“What’s indecent to you anyway?”, the seasoned policeman Jang-bae asks his young subordinate officer — after the chief of police orders, in the context of a moral offensive, to rid Seoul of all things “indecent”. Good question! So good that it is the basis for Lee Hae-young’s entire pleasant erotic comedy Foxy Festival.
With intelligence and humour the film illustrates two truisms which are indeed less than moral: “It takes all sorts to make a world” and “Everything revolves around sex.” The teacher Mr. Kim wears female lingerie when his wife is absent. Soon-sim, a dignified and attractive widow, ever since setting eyes on a whip hanging in the mechanic Ki-bong’s shop, cannot think of anything else. He introduces her to the mysteries of S&M, but the pupil surpasses her teacher and becomes the Dominatrix of his dreams.
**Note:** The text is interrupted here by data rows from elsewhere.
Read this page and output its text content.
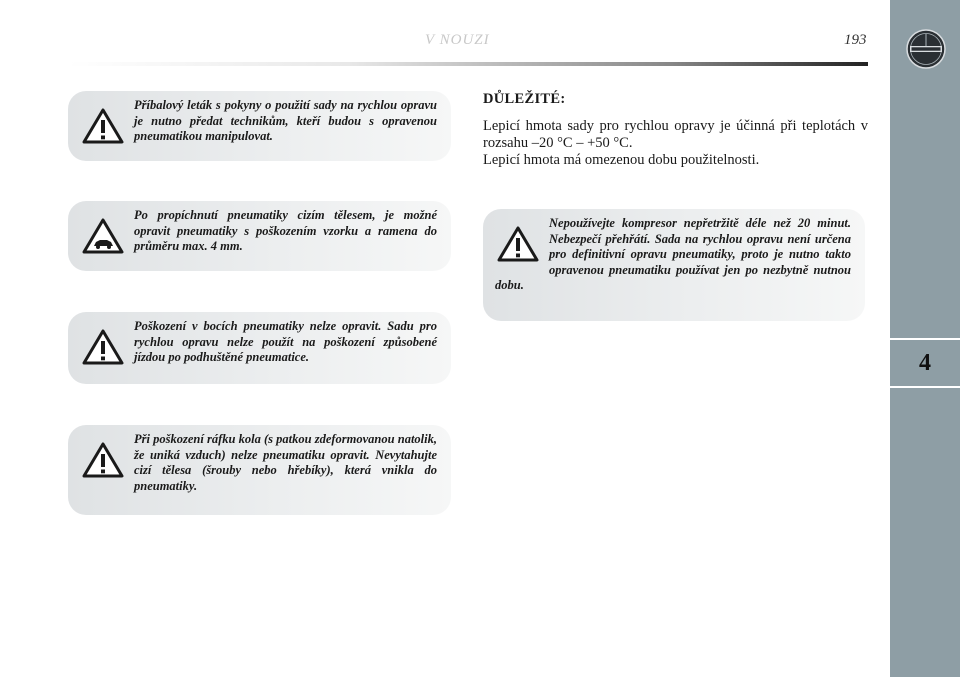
4
V NOUZI	193
Příbalový leták s pokyny o použití sady na rychlou opravu je nutno předat technikům, kteří budou s opravenou pneumatikou manipulovat.
Po propíchnutí pneumatiky cizím tělesem, je možné opravit pneumatiky s poškozením vzorku a ramena do průměru max. 4 mm.
Poškození v bocích pneumatiky nelze opravit. Sadu pro rychlou opravu nelze použít na poškození způsobené jízdou po podhuštěné pneumatice.
Při poškození ráfku kola (s patkou zdeformovanou natolik, že uniká vzduch) nelze pneumatiku opravit. Nevytahujte cizí tělesa (šrouby nebo hřebíky), která vnikla do pneumatiky.
DŮLEŽITÉ:

Lepicí hmota sady pro rychlou opravy je účinná při teplotách v rozsahu –20 °C – +50 °C.
Lepicí hmota má omezenou dobu použitelnosti.

Nepoužívejte kompresor nepřetržitě déle než 20 minut. Nebezpečí přehřátí. Sada na rychlou opravu není určena pro definitivní opravu pneumatiky, proto je nutno takto opravenou pneumatiku používat jen po nezbytně nutnou dobu.
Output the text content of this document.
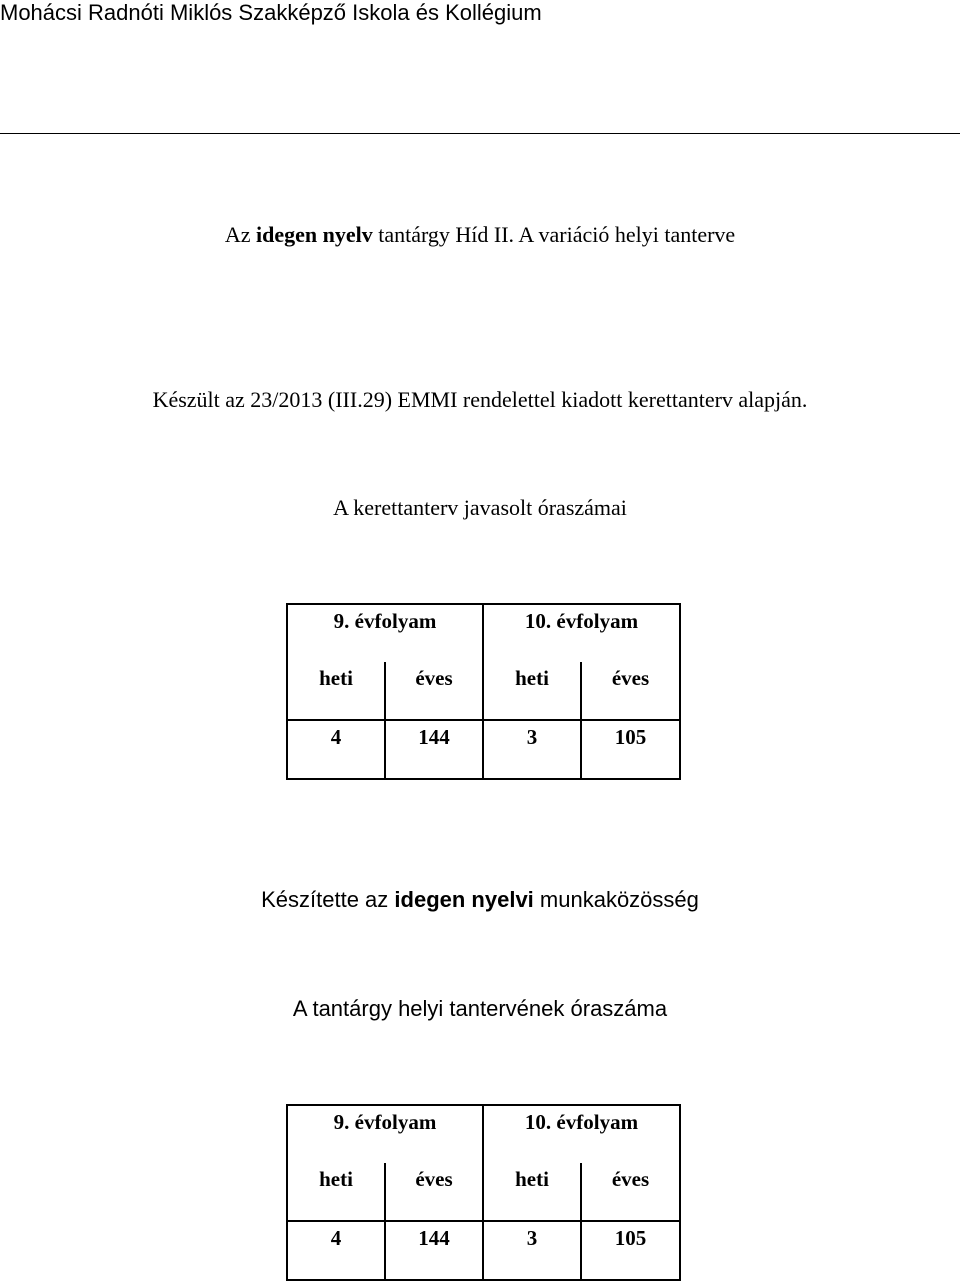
Mohácsi Radnóti Miklós Szakképző Iskola és Kollégium
Az idegen nyelv tantárgy Híd II. A variáció helyi tanterve
Készült az 23/2013 (III.29) EMMI rendelettel kiadott kerettanterv alapján.
A kerettanterv javasolt óraszámai
9. évfolyam		10. évfolyam	
heti	éves	heti	éves
4	144	3	105
Készítette az idegen nyelvi munkaközösség
A tantárgy helyi tantervének óraszáma
9. évfolyam		10. évfolyam	
heti	éves	heti	éves
4	144	3	105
The student Ja-hye, daughter of Soon-sim and unaware of her mother’s passions, makes money by selling her knickers, which she dampens by running in them. She wants to lose her virginity with the fish sausage seller Sang-doo, who rejects her — also because, as we will see, he has a perversion of his own. The policeman Jang-bae is no exception: he’s convinced he is the Korean John C. Holmes, much to the disdain of his teacher girlfriend who cannot stand his boorish ways — until in the toilet he happens to see his subordinate officer’s sexual apparatus and he compares it to his, after which he loses all of his confidence.
This little Ronde of perversion obtains the remarkable result of being very funny while allowing the characters to maintain a human dimension. With its humorous over-the-topness Foxy Festival talks to each of us: it’s a film about our sexual fantasies — and about the fact that these don’t always coincide with those of our loved ones. Also because they are secret: a symbolically relevant scene shows Professor Kim and Soon-sim in her role of mother, in a serious meeting during office hours at the school about Ja-hye’s strange behaviour (she seems to have become obsessed with running) — and the tell-tale camera reveals Soon-sim’s S&M stilettoes and the women’s knickers whose edging is peeping out of the professor’s trousers. Inevitably the S&M couple Soon-sim and Ki-bong are the central part of the film, with their fabrication of delirious erotic machines that are very reminiscent of Jan Švankmajer’s feature-length masterpiece Conspirators of Pleasure.
Outrageously funny, the film is packed with double entendres both in a visual and verbal sense and with editing connections through analogy. Frequently an image appears in order to represent thoughts or memories, with a freedom similar to that of comics (which existed in silent films, and which is now reappearing on the screen). The sophisticated directing by Lee Hae-young, author alongside Lee Hae-jun of the splendid Like a Virgin (2006), is capable of great flashy moments (the hilarious martial art film style split-screen in the park fight scene) but also of more subdued touches (the light of the stairwell in the block of flats that automatically switches off during the showdown between Professor Kim and his wife). In tune with Nam Na-young’s editing, the direction creates a great work of connection through the use of lighting, openings and glances.
The film provides meaty roles for a group of actors in a state of grace. Soon-sim is played with deadpan humour by Shim Hye-jin, a brilliant actress who was particularly active in the 90s (and returns after Mothers and Daughters, 2008). Her partner Ki-bong is Seong Dong-il, an excellent supporting actor (200 Pounds Beauty). Jang-bae is the great Shin Ha-kyun, protagonist of No Mercy for the Rude, the winner at FEFF 2007. Finally, the role of the reluctant Sang-doo is played by Ryoo Seung-beom, who will be a guest at Udine FEFF 13 as co-protagonist in The Unjust.
In the end, Foxy Festival is a humanist film. “What the heck you know?”, shouts Soon-sim at her daughter who ignores her, in their final confrontation: what do we know that allows us to judge others? So our hearts follow her in her funny, solemn, memorable final march, which leads to a great moment of collective freedom. Perverts of the world, unite!